The city also has a low number of dermatologists per capita. "We've had a dermatologist shortage for years," says Dr. Hoffman. Furthermore, the area has seen an increased use of tanning beds. Hoffman also notes that the Chukchansi Park, home of the San Francisco Giants, does not provide shade for spectators.

On the upside, Hoffman sees that there is more awareness about the sun. "In the 30-to-50-year-old group, the women are much more informed, although the older women and the teenagers just don't know the guidelines," she says. The key to following a sun-protection regimen is to find a convenient product that you will remember to use, Hoffman says. For those who are struggling in the tough economy, she recommends products such as Rit Sun Guard, which can be added to a laundry load to impart sun-protective qualities to clothing. "This is less expensive than regular sun-protective clothing," she adds.

2. Phoenix, Arizona

The runner-up for the worst city for your skin has a combination of intense, unrelenting sunshine for much of the year, a low number of dermatologists per capita, and a significant number of high-ozone days. Combine this with an arid climate and a lifestyle that focuses on the outdoors, and you have the makings of a skin hazard. "I've seen higher rates of melanoma, fine lines, and wrinkles even in teenagers and people in their young 20s," says Jennifer Linder, MD, a dermatologist in and Scottsdale, a suburb of Phoenix and San Francisco. "If you grew up there and weren't careful, you could have some serious damage."

To protect and combat the insidious UV rays, Arizonans must "think very smart about their skin," says Dr. Linder. To that end, dermatologists try to raise awareness as much as possible and educate the public. For instance, the Phoenix Dermatology Society has helped raise funds to donate sun-shade structures to the Phoenix Zoo, and the skin-care company PCA Skin has also donated shade structures to schools.

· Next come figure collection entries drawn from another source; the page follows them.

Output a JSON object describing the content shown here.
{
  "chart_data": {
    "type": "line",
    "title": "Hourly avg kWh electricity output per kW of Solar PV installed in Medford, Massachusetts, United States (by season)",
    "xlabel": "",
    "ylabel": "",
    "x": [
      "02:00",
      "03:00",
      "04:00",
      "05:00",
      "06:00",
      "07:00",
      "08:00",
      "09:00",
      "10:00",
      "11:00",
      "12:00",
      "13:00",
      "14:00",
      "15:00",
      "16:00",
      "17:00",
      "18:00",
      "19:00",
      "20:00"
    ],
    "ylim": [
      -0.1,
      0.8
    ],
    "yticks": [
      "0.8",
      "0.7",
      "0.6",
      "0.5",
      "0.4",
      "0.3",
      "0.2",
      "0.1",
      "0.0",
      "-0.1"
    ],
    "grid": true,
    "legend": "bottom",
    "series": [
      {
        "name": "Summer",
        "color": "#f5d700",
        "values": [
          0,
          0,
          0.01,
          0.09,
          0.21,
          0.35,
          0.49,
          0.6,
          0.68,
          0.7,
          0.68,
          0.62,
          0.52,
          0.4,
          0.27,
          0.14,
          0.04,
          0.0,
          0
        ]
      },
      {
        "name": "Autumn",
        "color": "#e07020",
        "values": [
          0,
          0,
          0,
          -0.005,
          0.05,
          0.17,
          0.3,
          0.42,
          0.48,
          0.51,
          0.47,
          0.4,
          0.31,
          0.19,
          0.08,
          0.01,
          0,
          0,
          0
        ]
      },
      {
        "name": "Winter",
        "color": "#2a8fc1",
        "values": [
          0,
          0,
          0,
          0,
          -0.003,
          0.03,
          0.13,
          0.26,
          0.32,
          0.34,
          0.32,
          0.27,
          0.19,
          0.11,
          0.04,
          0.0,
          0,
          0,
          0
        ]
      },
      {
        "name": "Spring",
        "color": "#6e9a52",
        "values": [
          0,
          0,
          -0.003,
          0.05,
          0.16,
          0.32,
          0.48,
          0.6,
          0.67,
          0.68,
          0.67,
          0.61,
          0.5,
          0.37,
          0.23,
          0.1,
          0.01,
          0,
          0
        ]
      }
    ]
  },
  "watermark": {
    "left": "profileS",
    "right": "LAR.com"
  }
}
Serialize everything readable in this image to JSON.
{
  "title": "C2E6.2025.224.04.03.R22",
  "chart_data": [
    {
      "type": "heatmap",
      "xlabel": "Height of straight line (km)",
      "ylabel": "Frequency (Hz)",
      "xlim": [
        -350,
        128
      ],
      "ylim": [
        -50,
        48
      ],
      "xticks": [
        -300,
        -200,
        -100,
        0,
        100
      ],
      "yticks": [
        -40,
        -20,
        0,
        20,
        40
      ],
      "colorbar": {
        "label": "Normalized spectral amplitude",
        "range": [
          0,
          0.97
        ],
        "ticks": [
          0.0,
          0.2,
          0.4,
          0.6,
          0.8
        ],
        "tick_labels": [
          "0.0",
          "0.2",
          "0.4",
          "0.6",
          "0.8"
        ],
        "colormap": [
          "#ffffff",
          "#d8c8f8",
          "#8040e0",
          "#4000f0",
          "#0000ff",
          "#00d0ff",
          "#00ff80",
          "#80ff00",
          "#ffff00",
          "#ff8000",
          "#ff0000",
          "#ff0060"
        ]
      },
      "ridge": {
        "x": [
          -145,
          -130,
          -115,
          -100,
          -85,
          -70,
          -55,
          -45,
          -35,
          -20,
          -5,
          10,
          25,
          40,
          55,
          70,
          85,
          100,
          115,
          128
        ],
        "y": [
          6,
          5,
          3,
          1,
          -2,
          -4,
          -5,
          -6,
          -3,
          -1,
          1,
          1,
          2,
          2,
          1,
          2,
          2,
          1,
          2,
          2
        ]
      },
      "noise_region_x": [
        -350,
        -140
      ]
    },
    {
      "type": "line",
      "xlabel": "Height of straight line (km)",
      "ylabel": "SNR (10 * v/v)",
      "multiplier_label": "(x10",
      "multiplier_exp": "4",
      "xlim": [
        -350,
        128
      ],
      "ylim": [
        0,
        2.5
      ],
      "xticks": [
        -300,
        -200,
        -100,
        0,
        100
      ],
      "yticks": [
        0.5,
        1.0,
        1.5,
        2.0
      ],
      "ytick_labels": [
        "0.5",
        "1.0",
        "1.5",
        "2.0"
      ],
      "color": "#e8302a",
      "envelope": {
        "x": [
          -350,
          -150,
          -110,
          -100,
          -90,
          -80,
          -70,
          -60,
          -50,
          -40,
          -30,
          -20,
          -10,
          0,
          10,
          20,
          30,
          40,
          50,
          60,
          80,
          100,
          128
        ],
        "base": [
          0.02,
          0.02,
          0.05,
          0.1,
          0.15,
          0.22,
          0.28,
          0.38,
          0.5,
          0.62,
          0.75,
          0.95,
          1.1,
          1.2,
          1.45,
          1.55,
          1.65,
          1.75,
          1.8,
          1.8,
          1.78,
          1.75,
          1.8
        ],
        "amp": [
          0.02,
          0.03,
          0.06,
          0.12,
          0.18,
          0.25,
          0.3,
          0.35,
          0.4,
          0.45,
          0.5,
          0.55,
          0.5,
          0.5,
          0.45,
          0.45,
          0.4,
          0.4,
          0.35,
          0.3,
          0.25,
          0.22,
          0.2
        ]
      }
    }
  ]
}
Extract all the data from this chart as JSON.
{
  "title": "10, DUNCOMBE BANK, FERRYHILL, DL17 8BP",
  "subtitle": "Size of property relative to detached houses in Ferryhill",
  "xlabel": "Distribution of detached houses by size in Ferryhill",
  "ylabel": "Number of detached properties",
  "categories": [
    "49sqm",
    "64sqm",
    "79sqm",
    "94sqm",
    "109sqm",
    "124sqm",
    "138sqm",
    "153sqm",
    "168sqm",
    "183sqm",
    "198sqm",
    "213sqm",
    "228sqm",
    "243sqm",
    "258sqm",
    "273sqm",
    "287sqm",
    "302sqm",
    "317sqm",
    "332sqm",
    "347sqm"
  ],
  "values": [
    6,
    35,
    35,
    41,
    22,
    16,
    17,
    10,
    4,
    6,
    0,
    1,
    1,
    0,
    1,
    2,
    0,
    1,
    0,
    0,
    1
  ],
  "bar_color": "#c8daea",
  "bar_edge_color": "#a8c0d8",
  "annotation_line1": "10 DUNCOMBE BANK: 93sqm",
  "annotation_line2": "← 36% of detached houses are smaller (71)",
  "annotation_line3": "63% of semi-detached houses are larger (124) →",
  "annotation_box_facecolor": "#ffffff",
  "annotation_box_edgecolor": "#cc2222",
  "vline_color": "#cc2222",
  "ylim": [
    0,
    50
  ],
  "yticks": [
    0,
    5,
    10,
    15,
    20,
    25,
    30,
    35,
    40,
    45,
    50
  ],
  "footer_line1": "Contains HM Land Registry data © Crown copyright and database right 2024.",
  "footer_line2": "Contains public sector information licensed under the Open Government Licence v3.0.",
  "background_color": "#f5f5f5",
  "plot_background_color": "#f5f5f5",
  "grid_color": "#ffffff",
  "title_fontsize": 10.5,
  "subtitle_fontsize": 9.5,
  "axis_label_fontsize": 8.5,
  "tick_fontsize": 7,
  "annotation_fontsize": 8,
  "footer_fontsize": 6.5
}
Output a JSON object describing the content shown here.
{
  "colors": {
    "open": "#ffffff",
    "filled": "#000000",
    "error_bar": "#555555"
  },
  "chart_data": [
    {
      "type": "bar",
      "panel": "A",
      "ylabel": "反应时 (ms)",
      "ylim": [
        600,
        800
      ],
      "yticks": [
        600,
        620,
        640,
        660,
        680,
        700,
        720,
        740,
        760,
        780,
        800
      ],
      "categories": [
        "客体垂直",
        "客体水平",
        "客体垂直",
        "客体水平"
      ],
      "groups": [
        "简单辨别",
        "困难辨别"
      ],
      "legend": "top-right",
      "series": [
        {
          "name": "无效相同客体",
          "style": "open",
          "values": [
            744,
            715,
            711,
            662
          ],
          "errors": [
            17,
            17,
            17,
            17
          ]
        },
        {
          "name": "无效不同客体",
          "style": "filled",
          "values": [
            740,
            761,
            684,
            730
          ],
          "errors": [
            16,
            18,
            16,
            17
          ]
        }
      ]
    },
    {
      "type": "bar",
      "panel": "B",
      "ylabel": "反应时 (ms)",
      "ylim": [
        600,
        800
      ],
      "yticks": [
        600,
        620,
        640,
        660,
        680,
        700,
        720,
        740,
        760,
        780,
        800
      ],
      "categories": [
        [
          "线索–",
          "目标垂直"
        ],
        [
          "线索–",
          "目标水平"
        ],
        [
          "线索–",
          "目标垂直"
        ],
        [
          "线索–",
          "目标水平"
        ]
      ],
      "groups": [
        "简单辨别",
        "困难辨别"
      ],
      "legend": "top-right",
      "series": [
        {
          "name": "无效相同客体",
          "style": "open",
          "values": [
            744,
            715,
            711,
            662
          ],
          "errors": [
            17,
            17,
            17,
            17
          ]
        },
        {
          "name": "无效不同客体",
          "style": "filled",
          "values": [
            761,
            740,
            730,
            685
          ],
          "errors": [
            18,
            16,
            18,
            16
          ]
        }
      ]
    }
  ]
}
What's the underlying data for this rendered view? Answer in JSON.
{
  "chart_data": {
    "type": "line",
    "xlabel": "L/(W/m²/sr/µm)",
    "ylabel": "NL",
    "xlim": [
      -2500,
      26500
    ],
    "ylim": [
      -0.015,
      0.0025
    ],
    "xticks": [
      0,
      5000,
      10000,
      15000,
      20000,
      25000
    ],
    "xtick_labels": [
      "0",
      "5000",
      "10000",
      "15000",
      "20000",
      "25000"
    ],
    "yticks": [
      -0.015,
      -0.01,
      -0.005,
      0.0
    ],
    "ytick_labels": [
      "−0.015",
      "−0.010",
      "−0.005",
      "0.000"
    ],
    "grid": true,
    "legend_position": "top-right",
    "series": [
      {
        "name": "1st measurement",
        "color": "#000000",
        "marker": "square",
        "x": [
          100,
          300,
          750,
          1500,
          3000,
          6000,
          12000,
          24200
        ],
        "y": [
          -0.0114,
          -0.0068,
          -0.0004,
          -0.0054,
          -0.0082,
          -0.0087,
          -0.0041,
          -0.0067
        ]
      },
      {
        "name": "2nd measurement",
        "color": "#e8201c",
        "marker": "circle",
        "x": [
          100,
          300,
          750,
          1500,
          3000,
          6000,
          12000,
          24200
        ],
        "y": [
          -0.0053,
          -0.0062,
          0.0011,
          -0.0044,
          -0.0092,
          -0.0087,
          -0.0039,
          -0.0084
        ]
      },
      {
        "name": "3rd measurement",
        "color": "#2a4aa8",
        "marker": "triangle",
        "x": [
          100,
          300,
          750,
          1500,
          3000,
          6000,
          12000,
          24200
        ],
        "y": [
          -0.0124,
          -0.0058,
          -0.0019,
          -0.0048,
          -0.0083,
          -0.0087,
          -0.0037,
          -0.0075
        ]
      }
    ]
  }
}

Linder also encourages parents to dress their children in protective clothing and tells her patients never to leave the house without sunscreen. "Pack it in backpacks or purses or in your car, and reapply every two hours," Linder says. To help prevent the bone-dry desert conditions from wreaking havoc on the skin, Linder recommends that people be diligent about using lotions and creams with dimethicone, shea butter, or hyaluronic acid.

1. Las Vegas, Nevada

Sorry, Las Vegas, your residents lose when it comes to their skin. Over a fifth of those who live in Sin City smoke, which is one of the largest percentages in the country. "We have a bigger smoking population than in other places, and we know that's not good for the skin because it damages blood vessels that bring nutrients to and support healthy skin tissue," says Robert B. Strimling, MD, a dermatologist in Summerlin, a suburb of Las Vegas.

The large number of smokers, combined with the city's elevated location 2,030 feet above sea level and the sun-baked desert climate that parches the skin, forms a trifecta that promotes unhealthy skin. "The dryness is rough on people — it tends to accentuate wrinkles, contributes to dandruff, seborrheic dermatitis, and psoriasis," Strimling says. "It can also cause rashes due to itchy skin." In addition, the city has its share of high-ozone days, at 22 days out of the year.

Despite all these ticks on the checklist against healthy skin, all is not lost. As a skin-cancer surgeon, Strimling sees a fair amount of melanoma patients but thinks that the patients are becoming more proactive. "My patients are concerned about their health and are open to being educated," he says. "The bottom line is: Get in, get checked, and get educated. If you do that, you can thrive in a place like Las Vegas," Strimling adds.